Woordvoerder P. Faber van de ondernemingsraad van de FvO is daar verontwaardigd over. „Als het SBG-bestuur het bedrag had vrijgegeven, waren de liquiditeitsproblemen van de FvO een stuk kleiner geweest.” Ook FvO-voorzitter R. Mulock Houwer bevestigt dat de faillissementsaanvraag in dat geval nog niet nodig geweest was. „Het is achteraf kaarten, maar dit was de enige serieuze vordering die de FvO, zeker voor de korte termijn, uit de problemen had kunnen helpen. Ondanks juridische stappen die de FvO-directeur en ik hebben genomen, is men niet overstag gegaan.”
De samenstelling van het SBG-bestuur noemt Mulock Houwer „opvallend en merkwaardig.” Wel denkt hij dat de weigering van de bestuurders de FvO te steunen, plaatsvond „met pijn in het hart” en vanuit de gedachte „dat ze ook verantwoordelijkheid droegen richting de overige huurders van het pand.”
SBG-bestuurder J. van Veelen, tevens directeur van Dit Koningskind, zegt dat de slechte financiële staat van de FvO geen voorwaarde was waaronder de stichting de lening mocht terugstorten. „Daarmee zouden we de huurvoorwaarden richting de overige huurders doorbreken, met als risico dat de SBG failliet zou gaan en wij als bestuurders hoofdelijk aansprakelijk zouden worden gesteld.” Volgens Van Veelen droeg het werk van de stichting het karakter van vrijwilligerswerk. „Het had geen zin dat over te dragen aan een extern bestuur.”

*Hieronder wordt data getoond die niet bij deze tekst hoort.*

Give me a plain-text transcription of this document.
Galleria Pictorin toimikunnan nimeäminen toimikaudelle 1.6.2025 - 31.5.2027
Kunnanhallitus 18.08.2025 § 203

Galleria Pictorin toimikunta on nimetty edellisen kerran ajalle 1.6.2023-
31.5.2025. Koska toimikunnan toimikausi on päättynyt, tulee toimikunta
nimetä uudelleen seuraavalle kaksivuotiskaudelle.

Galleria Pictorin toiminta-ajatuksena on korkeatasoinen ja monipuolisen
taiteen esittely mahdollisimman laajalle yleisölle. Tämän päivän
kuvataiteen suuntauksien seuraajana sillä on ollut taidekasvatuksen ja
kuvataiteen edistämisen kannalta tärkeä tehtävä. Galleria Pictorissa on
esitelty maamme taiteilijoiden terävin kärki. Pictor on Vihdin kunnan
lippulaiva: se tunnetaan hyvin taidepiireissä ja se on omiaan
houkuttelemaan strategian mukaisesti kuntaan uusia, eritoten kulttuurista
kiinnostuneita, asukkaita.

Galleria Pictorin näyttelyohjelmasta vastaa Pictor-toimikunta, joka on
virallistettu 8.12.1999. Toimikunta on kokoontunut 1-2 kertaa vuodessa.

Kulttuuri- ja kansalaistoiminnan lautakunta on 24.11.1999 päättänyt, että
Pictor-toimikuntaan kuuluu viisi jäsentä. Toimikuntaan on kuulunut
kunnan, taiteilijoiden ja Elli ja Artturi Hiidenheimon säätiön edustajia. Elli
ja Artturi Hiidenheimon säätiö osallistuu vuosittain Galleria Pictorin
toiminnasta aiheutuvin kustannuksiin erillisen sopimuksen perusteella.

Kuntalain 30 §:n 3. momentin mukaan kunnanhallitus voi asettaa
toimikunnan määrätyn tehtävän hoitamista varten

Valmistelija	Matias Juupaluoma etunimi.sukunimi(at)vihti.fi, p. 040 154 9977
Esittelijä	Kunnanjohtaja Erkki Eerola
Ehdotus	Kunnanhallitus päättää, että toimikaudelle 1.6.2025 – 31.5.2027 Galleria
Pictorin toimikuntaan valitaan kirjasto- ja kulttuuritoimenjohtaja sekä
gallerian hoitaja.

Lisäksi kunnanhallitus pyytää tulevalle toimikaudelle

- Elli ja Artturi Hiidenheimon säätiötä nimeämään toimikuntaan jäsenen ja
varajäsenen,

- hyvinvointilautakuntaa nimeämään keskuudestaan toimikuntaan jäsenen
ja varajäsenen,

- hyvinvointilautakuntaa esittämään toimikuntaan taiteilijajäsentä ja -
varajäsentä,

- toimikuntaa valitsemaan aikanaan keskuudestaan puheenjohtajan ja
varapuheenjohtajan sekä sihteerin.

Zowel Mulock Houwer als Van Veelen benadrukt overigens dat geruzie over de oude lening niet de oorzaak is van het faillissement. Mulock Houwer: „Er is jarenlang te veel geld uitgegeven. Het bestuur heeft te lang vertrouwd op de juistheid van de financiële gegevens die het vanuit de FvO kreeg aangereikt.”